The demographic and clinical parameters of patients in both the groups (age, sex, symptomatology, signs, common operated level, mean operative time, follow up, excellent outcome, and postoperative axial neck pain) (Table 1).
The radiculopathy was the most predominant symptom in both the groups (100% in both groups) followed by neck pain 87% in group A and 78% in group B. The most common affected level was C5-6 in group A while C4-5 in group B. Postoperatively, 3 cases had axial neck painin group A was higher than that of group B (one case) that are shown in Table 1. P value (0.4226) between transient axial neck pain and fair outcome in posterior laminoforaminotomy is considered to be not statistically significant Table 2. Excellent and good outcome among Group B (92.86%) was higher than that of Group A (85.7%) according to odom, s criteria (Tables 3 and 4).
Posterolateral disc herniation, though are more commonly managed by an anterior approach, can also be effectively
managed by posterior approach. Posterior approaches offer several distinct advantages as compared to an anterior approach like preserving motion and thus reducing of adjacent segment disease [4,9,10].
In our study male to female ratio was 1:1.8 in group A and 2.5:1 in group B. Average age was 44.1 years in group A and 44.3 years in group B. The average duration of symptoms was 12.5 months in group B and 12.8 months in group A and the most common symptom beside radiculer pain (100%) in both the groups was neck pain (78.6%) in group B and 87% in group A.

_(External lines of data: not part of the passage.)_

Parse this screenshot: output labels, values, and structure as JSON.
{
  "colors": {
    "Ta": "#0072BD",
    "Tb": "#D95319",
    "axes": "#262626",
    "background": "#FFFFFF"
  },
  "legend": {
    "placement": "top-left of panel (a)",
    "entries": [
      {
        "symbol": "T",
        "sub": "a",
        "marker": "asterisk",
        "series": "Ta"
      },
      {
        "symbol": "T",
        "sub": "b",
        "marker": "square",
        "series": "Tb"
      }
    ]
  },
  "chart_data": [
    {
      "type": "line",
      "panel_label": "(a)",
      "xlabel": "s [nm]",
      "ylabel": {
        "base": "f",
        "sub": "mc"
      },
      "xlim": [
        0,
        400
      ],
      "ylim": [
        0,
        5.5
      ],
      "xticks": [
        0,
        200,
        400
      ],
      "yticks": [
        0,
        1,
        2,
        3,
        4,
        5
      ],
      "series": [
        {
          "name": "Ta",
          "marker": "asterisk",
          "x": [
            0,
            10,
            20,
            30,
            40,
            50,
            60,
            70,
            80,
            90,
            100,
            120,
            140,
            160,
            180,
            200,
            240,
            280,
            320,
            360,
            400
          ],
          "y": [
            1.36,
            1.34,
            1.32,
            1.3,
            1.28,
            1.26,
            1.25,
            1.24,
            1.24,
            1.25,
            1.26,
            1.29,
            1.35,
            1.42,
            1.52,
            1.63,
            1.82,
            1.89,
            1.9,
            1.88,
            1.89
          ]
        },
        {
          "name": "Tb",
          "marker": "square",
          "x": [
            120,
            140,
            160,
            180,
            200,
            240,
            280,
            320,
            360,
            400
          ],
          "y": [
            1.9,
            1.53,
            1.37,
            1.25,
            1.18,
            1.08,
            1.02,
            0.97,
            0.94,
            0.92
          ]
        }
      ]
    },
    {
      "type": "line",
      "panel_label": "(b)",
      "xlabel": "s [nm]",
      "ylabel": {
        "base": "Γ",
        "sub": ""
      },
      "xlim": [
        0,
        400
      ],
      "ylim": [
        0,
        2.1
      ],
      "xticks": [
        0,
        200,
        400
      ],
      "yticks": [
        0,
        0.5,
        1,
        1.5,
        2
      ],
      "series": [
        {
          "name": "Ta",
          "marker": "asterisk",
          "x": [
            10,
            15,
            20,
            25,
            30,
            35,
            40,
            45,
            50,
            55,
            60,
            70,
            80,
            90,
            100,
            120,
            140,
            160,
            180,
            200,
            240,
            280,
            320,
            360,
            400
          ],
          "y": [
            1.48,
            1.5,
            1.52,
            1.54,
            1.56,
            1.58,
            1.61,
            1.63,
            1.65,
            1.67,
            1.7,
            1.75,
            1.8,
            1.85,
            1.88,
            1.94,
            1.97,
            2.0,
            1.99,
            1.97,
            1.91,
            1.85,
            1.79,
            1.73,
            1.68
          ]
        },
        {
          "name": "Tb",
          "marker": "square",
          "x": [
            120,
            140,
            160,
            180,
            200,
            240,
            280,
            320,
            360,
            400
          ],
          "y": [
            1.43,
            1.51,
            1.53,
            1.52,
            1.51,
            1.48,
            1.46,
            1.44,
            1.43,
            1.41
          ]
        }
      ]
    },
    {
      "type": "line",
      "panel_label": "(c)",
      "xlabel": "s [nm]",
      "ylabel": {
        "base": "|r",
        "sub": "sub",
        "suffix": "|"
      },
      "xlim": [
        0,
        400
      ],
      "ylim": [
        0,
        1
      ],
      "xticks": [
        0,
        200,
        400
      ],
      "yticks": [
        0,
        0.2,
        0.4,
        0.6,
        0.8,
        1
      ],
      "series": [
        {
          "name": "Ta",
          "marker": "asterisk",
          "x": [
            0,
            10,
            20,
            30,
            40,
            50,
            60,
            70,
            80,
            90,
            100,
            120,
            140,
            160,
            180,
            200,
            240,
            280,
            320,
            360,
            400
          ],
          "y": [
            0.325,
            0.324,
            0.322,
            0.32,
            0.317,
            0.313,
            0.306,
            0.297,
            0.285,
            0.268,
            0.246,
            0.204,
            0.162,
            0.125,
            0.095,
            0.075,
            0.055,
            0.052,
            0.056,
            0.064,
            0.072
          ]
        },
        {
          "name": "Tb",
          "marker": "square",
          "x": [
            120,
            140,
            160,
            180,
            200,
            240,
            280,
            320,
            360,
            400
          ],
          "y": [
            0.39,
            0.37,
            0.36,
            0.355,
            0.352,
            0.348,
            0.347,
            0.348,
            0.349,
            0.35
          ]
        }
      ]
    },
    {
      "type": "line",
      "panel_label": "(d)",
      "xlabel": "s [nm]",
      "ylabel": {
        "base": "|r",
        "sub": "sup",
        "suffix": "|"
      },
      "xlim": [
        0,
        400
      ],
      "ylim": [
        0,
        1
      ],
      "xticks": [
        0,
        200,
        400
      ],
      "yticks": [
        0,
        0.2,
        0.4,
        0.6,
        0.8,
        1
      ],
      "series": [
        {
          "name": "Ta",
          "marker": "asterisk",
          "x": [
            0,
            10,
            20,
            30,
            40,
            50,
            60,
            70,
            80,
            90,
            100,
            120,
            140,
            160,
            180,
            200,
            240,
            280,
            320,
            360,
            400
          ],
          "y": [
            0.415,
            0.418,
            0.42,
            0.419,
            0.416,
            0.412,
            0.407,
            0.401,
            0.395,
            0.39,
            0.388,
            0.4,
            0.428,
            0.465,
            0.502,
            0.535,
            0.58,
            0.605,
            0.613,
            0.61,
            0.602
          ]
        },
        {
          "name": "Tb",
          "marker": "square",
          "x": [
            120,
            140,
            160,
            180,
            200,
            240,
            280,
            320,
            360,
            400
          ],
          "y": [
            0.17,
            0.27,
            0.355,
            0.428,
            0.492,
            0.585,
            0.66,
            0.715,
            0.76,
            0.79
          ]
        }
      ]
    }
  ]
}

Choi et al.  in 2007 noted in their 20 patients, a prospective case series operated for cervical radiculopathy by anterior cervical foraminotomy. They reported a male predominance with a male to female ratio of 3:1 with an age average of 48.7 years (range 37-74 years). The average duration of symptoms was 19.8 months (range 0.5-96 months) and also the most common symptom beside radicular pain (100%) was neck pain (80%).
In our study, excellent and good outcome among Group B (92.86%) was higher than that of Group A (85.7%) according odom, s criteria. Postoperative axial neck pain in posterior laminoforaminotomy group (21%) was higher than that of anterolateral foraminotomy group (7.1) but P value (0.4226) between postoperative axial neck pain and fair outcome in posterior laminoforaminotomy group is considered to be not statistically significant.

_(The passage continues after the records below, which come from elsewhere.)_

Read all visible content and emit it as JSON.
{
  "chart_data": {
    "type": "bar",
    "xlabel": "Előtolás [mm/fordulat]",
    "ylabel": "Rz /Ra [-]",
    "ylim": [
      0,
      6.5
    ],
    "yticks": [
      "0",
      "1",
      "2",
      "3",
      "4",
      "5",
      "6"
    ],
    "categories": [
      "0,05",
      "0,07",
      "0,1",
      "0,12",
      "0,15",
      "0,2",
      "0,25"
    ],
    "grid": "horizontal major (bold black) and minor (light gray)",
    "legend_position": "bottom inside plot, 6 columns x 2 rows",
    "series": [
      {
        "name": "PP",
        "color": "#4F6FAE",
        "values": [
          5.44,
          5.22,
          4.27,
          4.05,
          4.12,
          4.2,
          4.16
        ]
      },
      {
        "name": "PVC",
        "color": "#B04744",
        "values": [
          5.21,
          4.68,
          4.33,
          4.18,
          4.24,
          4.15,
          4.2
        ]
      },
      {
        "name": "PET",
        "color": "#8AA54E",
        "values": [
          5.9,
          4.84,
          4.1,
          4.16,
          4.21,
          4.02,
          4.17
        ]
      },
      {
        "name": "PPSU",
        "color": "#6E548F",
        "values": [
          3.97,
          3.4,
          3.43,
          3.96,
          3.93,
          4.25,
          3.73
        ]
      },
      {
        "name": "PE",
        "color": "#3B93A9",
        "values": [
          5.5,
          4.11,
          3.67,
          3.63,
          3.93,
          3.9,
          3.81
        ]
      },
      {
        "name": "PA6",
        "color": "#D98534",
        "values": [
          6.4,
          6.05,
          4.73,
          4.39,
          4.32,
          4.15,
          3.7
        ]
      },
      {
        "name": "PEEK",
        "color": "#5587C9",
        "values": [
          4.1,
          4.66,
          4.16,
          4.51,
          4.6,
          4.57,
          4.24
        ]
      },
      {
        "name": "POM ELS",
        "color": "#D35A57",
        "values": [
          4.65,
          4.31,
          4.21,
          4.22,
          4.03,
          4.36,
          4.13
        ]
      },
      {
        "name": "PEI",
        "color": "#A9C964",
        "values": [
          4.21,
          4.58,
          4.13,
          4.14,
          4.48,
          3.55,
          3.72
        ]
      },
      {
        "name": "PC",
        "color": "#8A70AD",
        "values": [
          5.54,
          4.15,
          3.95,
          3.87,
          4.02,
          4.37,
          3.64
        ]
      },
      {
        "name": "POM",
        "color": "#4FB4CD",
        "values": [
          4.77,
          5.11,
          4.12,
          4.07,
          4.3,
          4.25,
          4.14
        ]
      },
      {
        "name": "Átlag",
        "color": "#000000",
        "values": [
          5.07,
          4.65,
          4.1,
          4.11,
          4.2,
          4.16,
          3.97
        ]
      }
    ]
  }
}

Subramanian et al.  in 2015 noted in their 14 patients which has posterolateral cervical disc that randomly assigned to either open cervical laminoforaminotomy (7cases) or minimally invasive laminoforaminotomy (7 cases); Visual analog scale for postoperative axial neck pain was significant higher in open laminoforaminotomy group at six weeks follow up as compared to minimally invasive laminoforaminotomy group.
Park et al. [13,14] in 2013 reported a 89% of patients (NO=44) had excellent and good results operated for radiculopathy by anterolateral foraminotomy at 60 months
follow-up while reported a 86.4% of patients had excellent and good results operated for radiculopathy by posterior foraminotomy at 24-66 months follow up .

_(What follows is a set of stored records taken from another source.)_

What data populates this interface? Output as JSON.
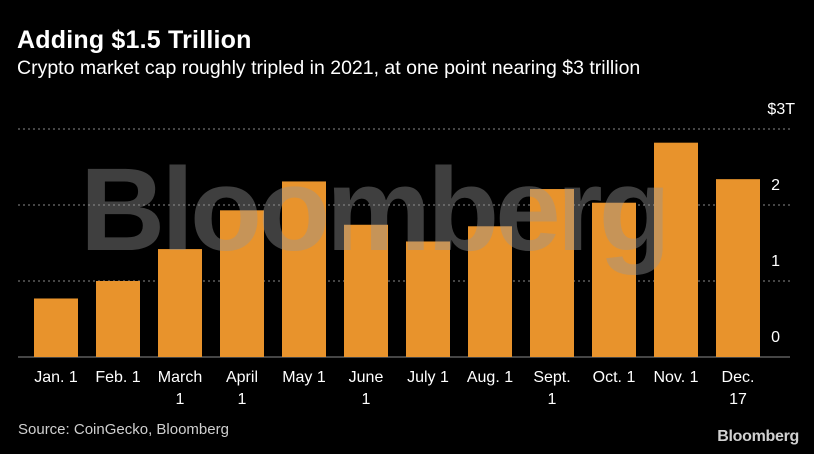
{
  "header": {
    "title": "Adding $1.5 Trillion",
    "subtitle": "Crypto market cap roughly tripled in 2021, at one point nearing $3 trillion"
  },
  "footer": {
    "source": "Source: CoinGecko, Bloomberg",
    "brand": "Bloomberg"
  },
  "watermark": "Bloomberg",
  "colors": {
    "bar": "#E8932C",
    "grid": "#8a8a8a",
    "background": "#000000",
    "text": "#ffffff"
  },
  "chart_data": {
    "type": "bar",
    "categories": [
      [
        "Jan. 1"
      ],
      [
        "Feb. 1"
      ],
      [
        "March",
        "1"
      ],
      [
        "April",
        "1"
      ],
      [
        "May 1"
      ],
      [
        "June",
        "1"
      ],
      [
        "July 1"
      ],
      [
        "Aug. 1"
      ],
      [
        "Sept.",
        "1"
      ],
      [
        "Oct. 1"
      ],
      [
        "Nov. 1"
      ],
      [
        "Dec.",
        "17"
      ]
    ],
    "values": [
      0.77,
      1.0,
      1.42,
      1.93,
      2.31,
      1.74,
      1.52,
      1.72,
      2.21,
      2.03,
      2.82,
      2.34
    ],
    "ylim": [
      0,
      3
    ],
    "yticks": [
      {
        "value": 0,
        "label": "0"
      },
      {
        "value": 1,
        "label": "1"
      },
      {
        "value": 2,
        "label": "2"
      },
      {
        "value": 3,
        "label": "$3T"
      }
    ],
    "grid": true,
    "xlabel": "",
    "ylabel": ""
  }
}
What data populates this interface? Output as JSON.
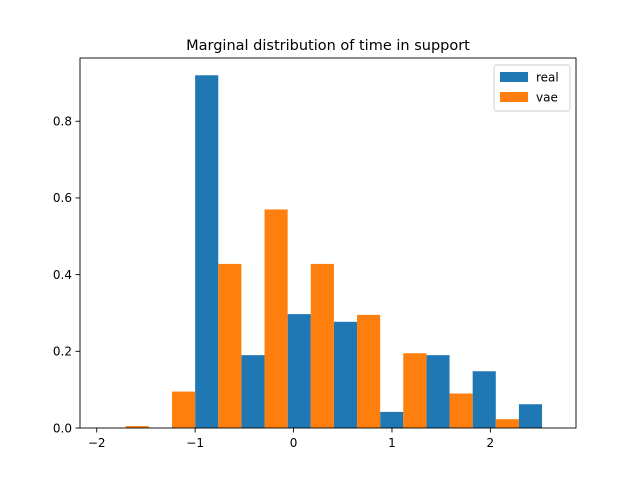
{
  "chart_data": {
    "type": "bar",
    "title": "Marginal distribution of time in support",
    "xlabel": "",
    "ylabel": "",
    "xlim": [
      -2.17,
      2.87
    ],
    "ylim": [
      0,
      0.965
    ],
    "x_ticks": [
      -2,
      -1,
      0,
      1,
      2
    ],
    "x_tick_labels": [
      "−2",
      "−1",
      "0",
      "1",
      "2"
    ],
    "y_ticks": [
      0.0,
      0.2,
      0.4,
      0.6,
      0.8
    ],
    "y_tick_labels": [
      "0.0",
      "0.2",
      "0.4",
      "0.6",
      "0.8"
    ],
    "grid": false,
    "legend_position": "top-right",
    "bin_edges": [
      -1.94,
      -1.47,
      -1.0,
      -0.53,
      -0.06,
      0.41,
      0.88,
      1.35,
      1.82,
      2.29,
      2.76
    ],
    "series": [
      {
        "name": "real",
        "color": "#1f77b4",
        "values": [
          0,
          0,
          0.92,
          0.19,
          0.297,
          0.277,
          0.042,
          0.19,
          0.148,
          0.062
        ]
      },
      {
        "name": "vae",
        "color": "#ff7f0e",
        "values": [
          0.005,
          0.095,
          0.428,
          0.57,
          0.428,
          0.295,
          0.195,
          0.09,
          0.023,
          0
        ]
      }
    ]
  }
}
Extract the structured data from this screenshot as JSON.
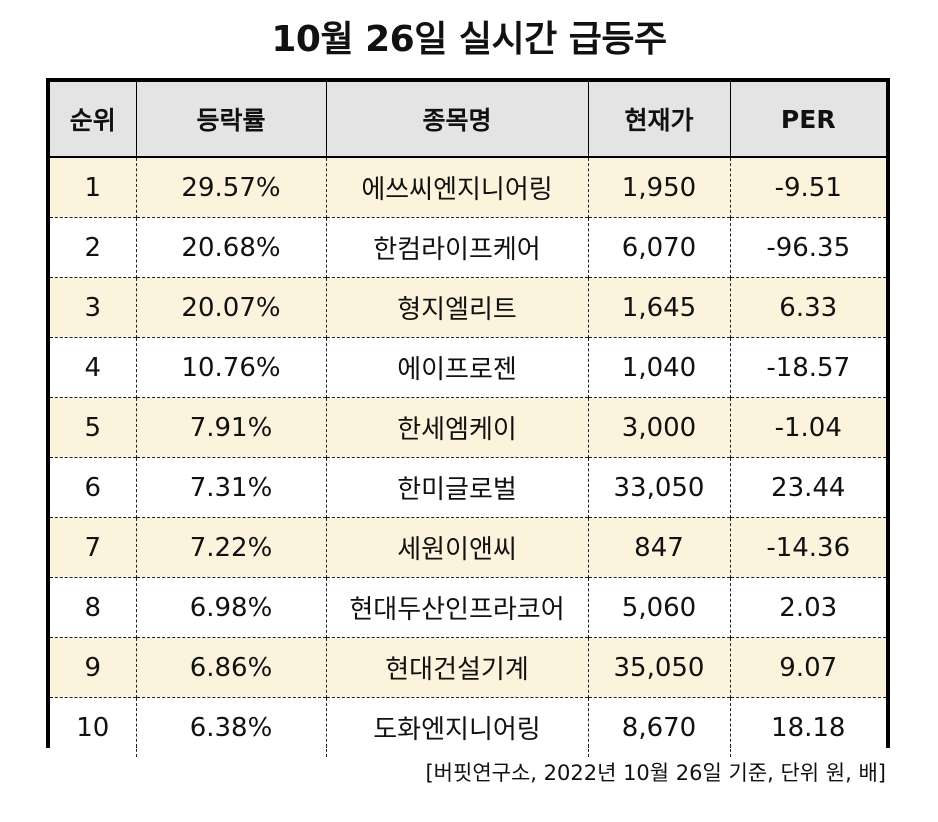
{
  "title": "10월 26일 실시간 급등주",
  "table": {
    "headers": [
      "순위",
      "등락률",
      "종목명",
      "현재가",
      "PER"
    ],
    "rows": [
      [
        "1",
        "29.57%",
        "에쓰씨엔지니어링",
        "1,950",
        "-9.51"
      ],
      [
        "2",
        "20.68%",
        "한컴라이프케어",
        "6,070",
        "-96.35"
      ],
      [
        "3",
        "20.07%",
        "형지엘리트",
        "1,645",
        "6.33"
      ],
      [
        "4",
        "10.76%",
        "에이프로젠",
        "1,040",
        "-18.57"
      ],
      [
        "5",
        "7.91%",
        "한세엠케이",
        "3,000",
        "-1.04"
      ],
      [
        "6",
        "7.31%",
        "한미글로벌",
        "33,050",
        "23.44"
      ],
      [
        "7",
        "7.22%",
        "세원이앤씨",
        "847",
        "-14.36"
      ],
      [
        "8",
        "6.98%",
        "현대두산인프라코어",
        "5,060",
        "2.03"
      ],
      [
        "9",
        "6.86%",
        "현대건설기계",
        "35,050",
        "9.07"
      ],
      [
        "10",
        "6.38%",
        "도화엔지니어링",
        "8,670",
        "18.18"
      ]
    ]
  },
  "source": "[버핏연구소, 2022년 10월 26일 기준, 단위 원, 배]",
  "colors": {
    "header_bg": "#e4e4e4",
    "odd_row_bg": "#fbf3dc",
    "even_row_bg": "#ffffff",
    "border": "#000000"
  }
}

Anterolateral cervical foraminotomy without fusion results in better clinical outcomes as compared to posterior cervical laminoforaminotomy for treating unilateral spondylotic cervical radiculopathy in terms of excellent and good outcome of anterolateral foraminotomy (92.86%) was higher than that of posterior cervical laminoforaminotomy (85.7%) according to odom, s criteria, lesser incidence of postoperative axial neck pain, and lesser analgesic requirements.